Adoption lawyer unites thousands of children, families   

Arielle and Bob Markley of Zionsville play with their son, Will, whom they adopted with the help of Kirsh & Kirsh. (Photo by Theresa Skutt)

Arielle and Bob Markley of Zionsville play with their son, Will, whom they adopted with the help of Kirsh & Kirsh. (Photo by Theresa Skutt)

By Adam Aasen

After struggling for years with infertility as well as loss, Arielle and Bob Markley of Zionsville had to make a decision whether or not to pursue adoption. They began investigating agencies and decided that Kirsh & Kirsh, on 96th Street in Carmel, was the right choice in helping them grow their family.

Steve Kirsch

Steve Kirsch

Adoption is a long process that can take a few years, so when they finished their home study in June they were prepared to wait. But to their surprise, their adoption attorneys matched them up with a baby boy in July. They brought home Will, who is now nine months old.

Arielle, a veterinarian, said they were impressed with Kirsh & Kirsh because the agency focused solely on adoption, which is unique in the state of Indiana.

“We felt more confident in the process knowing they would attend to every detail and that surprises – besides the good surprise that we had – would be minimized,” she said. “Our interests were better protected.”

Kirsh & Kirsh was founded more than 30 years ago by Steven Kirsh, who lives in Carmel. His brother, Joel, joined the practice when he graduated law school, as did Steven’s son, Grant. They have helped find homes for more than 3,500 babies in the past three decades. The Markleys said they were referred by a family that adopted with Kirsh & Kirsh more than 20 years ago.

Joel Kirsch

Joel Kirsch

While Kirsh & Kirsh usually represents the adoptive parents, Steve Kirsh said they do such a good job making the birth mothers feel comfortable they receive many calls from expectant mothers. More than 60 percent of those calls come from word-of-mouth referrals. In fact, in recently there’s been a need for more adoptive parents to match up, which usually isn’t the case.

“The numbers will never equal,” Joel Kirsh said. “The number of people wanting to adopt (usually) outnumber the number of children about 30 or 40 to one, but we help educate people about the positive experiences about adoption. We want everyone involved in the adoption to walk away with a good taste in their mouth.”

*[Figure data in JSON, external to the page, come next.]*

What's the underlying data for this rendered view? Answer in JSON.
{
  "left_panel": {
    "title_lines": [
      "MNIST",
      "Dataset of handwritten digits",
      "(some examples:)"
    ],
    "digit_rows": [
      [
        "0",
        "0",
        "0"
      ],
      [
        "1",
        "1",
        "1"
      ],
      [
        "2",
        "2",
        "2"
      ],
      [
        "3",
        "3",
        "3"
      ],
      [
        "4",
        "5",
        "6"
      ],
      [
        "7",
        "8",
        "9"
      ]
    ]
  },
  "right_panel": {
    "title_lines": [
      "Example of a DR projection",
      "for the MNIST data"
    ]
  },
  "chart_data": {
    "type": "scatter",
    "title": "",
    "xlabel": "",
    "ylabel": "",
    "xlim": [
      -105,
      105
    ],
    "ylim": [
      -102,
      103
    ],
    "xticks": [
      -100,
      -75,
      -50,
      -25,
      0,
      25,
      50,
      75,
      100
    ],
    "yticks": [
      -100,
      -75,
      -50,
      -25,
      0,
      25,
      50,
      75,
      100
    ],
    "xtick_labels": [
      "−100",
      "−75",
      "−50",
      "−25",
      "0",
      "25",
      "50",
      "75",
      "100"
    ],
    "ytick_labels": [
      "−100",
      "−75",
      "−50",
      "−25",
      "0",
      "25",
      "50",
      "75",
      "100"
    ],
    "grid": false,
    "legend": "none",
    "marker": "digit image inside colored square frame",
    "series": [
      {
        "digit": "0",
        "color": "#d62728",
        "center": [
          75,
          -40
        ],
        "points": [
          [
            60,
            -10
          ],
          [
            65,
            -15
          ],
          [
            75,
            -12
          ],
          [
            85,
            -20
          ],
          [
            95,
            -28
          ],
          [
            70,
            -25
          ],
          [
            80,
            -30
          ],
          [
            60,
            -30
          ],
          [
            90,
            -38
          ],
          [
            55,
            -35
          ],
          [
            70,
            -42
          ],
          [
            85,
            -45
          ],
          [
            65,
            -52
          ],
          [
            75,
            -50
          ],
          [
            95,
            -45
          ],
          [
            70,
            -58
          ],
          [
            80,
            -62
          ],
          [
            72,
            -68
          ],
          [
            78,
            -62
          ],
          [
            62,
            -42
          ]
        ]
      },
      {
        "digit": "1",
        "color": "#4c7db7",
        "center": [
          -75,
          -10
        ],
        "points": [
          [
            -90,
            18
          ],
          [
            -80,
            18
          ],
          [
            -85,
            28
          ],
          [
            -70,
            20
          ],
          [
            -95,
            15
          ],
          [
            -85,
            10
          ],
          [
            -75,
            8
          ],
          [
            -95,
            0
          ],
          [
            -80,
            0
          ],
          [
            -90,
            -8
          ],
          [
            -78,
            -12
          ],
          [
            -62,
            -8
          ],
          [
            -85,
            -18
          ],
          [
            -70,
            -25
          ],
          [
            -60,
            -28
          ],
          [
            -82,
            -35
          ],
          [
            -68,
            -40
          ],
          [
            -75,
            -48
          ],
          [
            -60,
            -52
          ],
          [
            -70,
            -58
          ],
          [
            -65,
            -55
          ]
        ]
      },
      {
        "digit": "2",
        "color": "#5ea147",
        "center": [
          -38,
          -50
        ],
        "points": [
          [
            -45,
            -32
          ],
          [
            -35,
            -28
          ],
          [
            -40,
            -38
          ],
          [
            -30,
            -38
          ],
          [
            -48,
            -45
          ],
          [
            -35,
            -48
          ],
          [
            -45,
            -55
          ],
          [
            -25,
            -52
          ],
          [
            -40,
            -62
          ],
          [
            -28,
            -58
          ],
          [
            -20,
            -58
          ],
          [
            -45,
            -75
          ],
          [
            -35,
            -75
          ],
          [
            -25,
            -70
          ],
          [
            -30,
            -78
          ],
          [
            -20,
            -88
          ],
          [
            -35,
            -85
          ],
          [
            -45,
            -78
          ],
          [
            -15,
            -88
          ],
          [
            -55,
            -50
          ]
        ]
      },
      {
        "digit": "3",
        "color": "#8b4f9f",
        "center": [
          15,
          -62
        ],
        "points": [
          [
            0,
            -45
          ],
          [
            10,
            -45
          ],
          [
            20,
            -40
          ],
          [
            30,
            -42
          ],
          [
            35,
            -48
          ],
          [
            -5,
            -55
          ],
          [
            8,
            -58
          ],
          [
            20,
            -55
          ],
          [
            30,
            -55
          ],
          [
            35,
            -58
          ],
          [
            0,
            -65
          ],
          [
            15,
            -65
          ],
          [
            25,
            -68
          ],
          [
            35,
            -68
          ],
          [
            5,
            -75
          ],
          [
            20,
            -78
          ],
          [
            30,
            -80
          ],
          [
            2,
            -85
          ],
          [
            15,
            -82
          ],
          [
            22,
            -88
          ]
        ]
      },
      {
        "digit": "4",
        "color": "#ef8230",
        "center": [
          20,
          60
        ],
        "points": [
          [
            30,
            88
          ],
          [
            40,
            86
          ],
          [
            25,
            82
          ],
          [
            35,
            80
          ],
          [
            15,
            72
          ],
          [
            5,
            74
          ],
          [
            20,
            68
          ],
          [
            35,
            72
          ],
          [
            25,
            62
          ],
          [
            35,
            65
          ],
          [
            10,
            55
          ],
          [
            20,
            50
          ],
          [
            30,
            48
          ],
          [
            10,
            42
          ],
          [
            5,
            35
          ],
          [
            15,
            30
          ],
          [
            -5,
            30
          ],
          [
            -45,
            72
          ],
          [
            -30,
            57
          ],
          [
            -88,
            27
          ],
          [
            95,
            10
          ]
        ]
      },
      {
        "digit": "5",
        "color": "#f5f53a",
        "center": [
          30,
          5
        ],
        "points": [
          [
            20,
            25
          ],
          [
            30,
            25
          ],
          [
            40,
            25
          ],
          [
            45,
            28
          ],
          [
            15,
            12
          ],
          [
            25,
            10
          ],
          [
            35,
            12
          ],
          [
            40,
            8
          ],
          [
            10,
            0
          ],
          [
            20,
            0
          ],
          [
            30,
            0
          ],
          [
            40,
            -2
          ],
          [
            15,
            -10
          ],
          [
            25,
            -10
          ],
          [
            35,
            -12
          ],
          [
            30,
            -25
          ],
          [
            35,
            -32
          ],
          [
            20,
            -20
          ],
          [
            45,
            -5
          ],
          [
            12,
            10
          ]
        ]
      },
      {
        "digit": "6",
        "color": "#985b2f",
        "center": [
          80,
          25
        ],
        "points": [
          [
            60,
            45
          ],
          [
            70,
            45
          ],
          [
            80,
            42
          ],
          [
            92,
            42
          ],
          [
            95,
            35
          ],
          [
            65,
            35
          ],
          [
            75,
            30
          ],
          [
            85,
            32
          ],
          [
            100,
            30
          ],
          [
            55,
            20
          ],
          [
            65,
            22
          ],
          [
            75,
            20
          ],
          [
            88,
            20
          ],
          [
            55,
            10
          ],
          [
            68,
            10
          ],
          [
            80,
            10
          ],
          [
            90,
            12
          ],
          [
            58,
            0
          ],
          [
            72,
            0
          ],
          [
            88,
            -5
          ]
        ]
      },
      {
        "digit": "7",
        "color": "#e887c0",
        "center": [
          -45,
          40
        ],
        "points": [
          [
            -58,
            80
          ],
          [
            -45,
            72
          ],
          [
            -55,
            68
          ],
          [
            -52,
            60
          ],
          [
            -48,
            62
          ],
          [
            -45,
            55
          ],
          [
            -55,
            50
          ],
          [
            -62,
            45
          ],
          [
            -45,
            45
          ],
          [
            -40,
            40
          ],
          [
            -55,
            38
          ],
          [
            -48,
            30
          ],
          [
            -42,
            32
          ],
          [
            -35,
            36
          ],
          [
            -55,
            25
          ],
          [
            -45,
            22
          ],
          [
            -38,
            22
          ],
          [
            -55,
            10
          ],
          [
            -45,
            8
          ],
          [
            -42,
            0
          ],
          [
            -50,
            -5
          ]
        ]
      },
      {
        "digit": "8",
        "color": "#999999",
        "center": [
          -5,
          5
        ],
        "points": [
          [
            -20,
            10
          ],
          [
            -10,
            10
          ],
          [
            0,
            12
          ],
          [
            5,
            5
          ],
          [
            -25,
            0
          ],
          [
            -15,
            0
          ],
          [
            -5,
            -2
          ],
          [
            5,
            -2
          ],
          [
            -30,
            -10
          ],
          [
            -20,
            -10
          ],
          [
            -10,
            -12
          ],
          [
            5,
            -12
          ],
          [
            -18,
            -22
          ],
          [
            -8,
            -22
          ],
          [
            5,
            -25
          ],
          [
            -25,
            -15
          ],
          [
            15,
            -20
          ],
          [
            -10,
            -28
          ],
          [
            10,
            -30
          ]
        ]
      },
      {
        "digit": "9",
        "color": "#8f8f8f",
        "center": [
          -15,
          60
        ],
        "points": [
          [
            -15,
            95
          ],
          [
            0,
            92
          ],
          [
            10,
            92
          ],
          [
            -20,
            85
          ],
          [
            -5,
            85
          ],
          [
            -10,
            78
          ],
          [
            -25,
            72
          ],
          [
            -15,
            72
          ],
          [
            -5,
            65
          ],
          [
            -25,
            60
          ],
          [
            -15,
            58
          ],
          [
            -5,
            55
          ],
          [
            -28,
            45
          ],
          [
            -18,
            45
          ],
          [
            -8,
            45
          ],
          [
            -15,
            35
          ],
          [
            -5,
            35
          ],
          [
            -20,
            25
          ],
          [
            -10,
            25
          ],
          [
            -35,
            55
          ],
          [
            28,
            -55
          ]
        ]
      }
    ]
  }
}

Joel Kirsh recalled one recent Friday when he was exhausted from a long week at work. He was about to leave and go home when he got a knock on his door.

“I almost rolled my eyes because it was a Friday afternoon,” he said. “Turns out, it was a kid named Andrew who was 24 years old who said he was driving by and wanted to stop in and say, ‘I wanted to give you a hug and say thank you for helping me find my parents.’ It just made my day.”

The truth about adoption

Steve Kirsh said there are a lot of misconceptions about the adoption process. He said most people assume you have to be wealthy or a certain race or sexual orientation to adopt, but that’s not true. In fact, he said, expectant mothers often will choose gay men to be their parents of their baby nowadays. People also falsely believe there are many cases of birth mothers changing their minds and taking their children back, which he said is fueled by negative journalism.

“It’s kind of like how the media never reports on planes landing safely,” he said.

Another misconception is mothers who place their child in adoption don’t care about their babies, which he said is completely untrue in his experience.

“People think a woman proceeds with an adoption for the same reason that a woman proceeds with an abortion,” Steve Kirsh said. “They think that a woman doesn’t want her baby. That’s false. It’s because she loves her child dearly that she wants the child to receive more than she can offer at that point her life.”